In the Deadline interview, McKinney recalls employing some method-like techniques when dressing in drag: 

"The Kids, to the extent that a man can inhabit a woman, did an amazing job of sort of creating these relatable characters. I know my brother based at least a couple of those characters a little bit on my mother, a little bit on my sister, imported that into himself ... Up until then, if I remember what drag looked like on TV, it was a lampoon, it was way larger than life."

Punks

This was 1984 — yes, people noticed it was a year referred to by George Orwell — and it was a time of rising dissatisfaction with rising conservatism. On the outer fringes, punk rock was beginning to rise as an ethos. A lot of underground music was devoted to destruction, angst, dissatisfaction, and the violent confrontation of "traditional" (read: repressive) institutions. Kids in the Hall, in a dorky sort of way, adopted a similar punk attitude. They weren't so much the Sex Pistols, though, as they were Devo: Geeky, appealing to the college crowd, playful nihilistic, and eager to shock.

In a world of homophobic gay shtick and burlesque-style drag performances, having an openly gay member of the troupe was revolutionary. Thompson's character of Buddy Cole, a queer raconteur, regularly appeared on "Kids in the Hall" to perform comedic monologues, which were, refreshingly, never made to mock or deride the queer experience. The heterosexual members of the troupe fell in line behind Thompson and merely played alongside him.

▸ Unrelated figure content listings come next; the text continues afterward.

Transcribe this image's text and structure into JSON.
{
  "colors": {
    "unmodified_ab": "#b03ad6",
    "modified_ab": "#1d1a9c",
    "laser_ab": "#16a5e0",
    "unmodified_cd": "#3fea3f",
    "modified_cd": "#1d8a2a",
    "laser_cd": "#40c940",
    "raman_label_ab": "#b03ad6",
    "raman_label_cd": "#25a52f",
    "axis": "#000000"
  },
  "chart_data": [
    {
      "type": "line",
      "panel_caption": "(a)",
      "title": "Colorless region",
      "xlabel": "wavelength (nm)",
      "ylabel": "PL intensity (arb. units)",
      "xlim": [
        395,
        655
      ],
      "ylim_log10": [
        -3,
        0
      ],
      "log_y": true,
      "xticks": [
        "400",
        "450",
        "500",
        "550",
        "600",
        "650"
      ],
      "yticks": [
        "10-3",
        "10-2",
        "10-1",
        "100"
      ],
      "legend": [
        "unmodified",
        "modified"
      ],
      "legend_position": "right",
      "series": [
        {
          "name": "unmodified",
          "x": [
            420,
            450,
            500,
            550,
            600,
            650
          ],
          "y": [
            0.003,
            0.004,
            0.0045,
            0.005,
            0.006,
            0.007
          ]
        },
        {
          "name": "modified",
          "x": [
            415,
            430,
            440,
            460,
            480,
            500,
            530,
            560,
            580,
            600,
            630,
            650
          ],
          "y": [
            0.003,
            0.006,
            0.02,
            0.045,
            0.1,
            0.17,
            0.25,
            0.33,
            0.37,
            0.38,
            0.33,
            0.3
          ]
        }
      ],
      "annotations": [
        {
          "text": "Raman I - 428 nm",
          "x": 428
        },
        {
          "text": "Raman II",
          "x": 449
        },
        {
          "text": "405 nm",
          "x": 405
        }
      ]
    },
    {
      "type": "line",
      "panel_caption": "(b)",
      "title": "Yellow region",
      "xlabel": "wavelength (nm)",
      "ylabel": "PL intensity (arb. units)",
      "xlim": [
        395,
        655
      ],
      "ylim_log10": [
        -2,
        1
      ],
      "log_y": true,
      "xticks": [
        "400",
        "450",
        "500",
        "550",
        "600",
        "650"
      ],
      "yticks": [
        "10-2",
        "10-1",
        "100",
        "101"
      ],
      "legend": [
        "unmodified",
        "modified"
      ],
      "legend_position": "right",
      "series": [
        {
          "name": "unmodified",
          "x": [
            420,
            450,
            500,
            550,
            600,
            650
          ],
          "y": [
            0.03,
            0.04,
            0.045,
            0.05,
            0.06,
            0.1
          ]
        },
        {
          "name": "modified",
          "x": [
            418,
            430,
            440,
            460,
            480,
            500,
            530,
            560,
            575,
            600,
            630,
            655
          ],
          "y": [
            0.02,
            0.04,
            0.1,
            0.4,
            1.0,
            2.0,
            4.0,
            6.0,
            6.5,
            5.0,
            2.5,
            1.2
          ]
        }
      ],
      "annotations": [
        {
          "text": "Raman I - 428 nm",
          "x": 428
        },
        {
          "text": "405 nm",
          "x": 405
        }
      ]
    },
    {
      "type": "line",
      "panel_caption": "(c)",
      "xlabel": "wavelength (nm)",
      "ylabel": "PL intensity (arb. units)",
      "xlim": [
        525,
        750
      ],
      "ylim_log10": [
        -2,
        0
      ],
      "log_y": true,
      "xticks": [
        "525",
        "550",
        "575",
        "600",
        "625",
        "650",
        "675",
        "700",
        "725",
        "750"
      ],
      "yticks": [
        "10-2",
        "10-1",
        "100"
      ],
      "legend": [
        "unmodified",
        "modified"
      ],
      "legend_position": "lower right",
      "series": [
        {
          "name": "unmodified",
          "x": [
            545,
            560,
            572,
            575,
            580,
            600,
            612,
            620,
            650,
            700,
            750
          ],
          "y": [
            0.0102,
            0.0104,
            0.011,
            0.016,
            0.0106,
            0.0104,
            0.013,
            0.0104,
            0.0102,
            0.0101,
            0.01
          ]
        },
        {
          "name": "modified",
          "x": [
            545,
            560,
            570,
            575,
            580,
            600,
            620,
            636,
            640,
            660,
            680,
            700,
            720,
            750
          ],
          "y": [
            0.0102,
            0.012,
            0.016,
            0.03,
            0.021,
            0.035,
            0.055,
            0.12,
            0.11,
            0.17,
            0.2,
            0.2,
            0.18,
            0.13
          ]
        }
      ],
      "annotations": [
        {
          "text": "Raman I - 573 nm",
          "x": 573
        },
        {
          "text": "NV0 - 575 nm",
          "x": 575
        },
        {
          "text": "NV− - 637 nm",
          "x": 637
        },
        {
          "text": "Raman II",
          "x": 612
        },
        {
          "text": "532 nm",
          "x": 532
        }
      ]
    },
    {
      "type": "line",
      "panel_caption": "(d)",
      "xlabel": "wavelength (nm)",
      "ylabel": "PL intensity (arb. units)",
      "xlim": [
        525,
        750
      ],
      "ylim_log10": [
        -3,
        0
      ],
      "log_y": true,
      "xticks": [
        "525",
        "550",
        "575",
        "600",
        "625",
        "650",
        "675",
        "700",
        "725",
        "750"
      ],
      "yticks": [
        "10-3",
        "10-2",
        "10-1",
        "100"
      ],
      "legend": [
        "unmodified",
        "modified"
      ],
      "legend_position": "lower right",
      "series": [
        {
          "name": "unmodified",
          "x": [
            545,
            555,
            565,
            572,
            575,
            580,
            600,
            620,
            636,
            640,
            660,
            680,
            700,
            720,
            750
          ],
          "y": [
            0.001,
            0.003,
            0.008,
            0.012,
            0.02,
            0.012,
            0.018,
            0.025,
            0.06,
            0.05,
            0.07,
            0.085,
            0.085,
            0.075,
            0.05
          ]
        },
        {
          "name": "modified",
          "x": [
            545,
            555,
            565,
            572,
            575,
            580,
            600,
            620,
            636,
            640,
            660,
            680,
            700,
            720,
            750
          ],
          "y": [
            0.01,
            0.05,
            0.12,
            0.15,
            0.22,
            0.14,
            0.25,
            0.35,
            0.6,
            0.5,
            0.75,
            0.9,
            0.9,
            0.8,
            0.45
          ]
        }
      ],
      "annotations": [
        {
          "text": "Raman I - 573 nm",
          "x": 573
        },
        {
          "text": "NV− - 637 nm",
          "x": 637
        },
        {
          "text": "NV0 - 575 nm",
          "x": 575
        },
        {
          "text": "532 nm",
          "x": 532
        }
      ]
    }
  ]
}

They all assimilated with one another. Recalls producer Paul Myers:

"In Toronto, when I was at the Rivoli Club where they started, there'd be a small audience and you would hear gasps when [Scott] came out as a queer positive character. [Thompson] assimilated within the troupe. There was no sense of, 'He was the only [one] doing this gay thing over here.' They were allies and they were all just working together. That, just by being there, was political, and there were audience members I recall in Toronto who were shocked back in the day. This is the '80s, you know, so it's amazing to think in some ways how far we've come."

Thompson, in interviews, has said that Buddy was a vital character in helping to keep the Kids in the pop consciousness, and it allowed a lot of otherwise unaccepting audiences to accept him. From The AV Club in 2018: 

"The world is so different than it was 20 years ago, particularly for gay people. Just being an openly gay comic, 20 years ago, people were so uncomfortable, and you had to spend the first 20 minutes relaxing them. Now you don't have to. People are there right away. And the straight male can laugh at me and not cast too much of an aspersion on his sexuality. I really believe that part of the reason Kids In The Hall remain such a cult thing is that, to like us too much was to say, 'Hey are you a f**?' I don't think people worry about that anymore. At least in the circles I run in, and that's extremely exciting."

The latest "Kids in the Hall" revival will premiere on Prime Video on May 13, 2022. The documentary "Comedy Punks" will follow on May 20.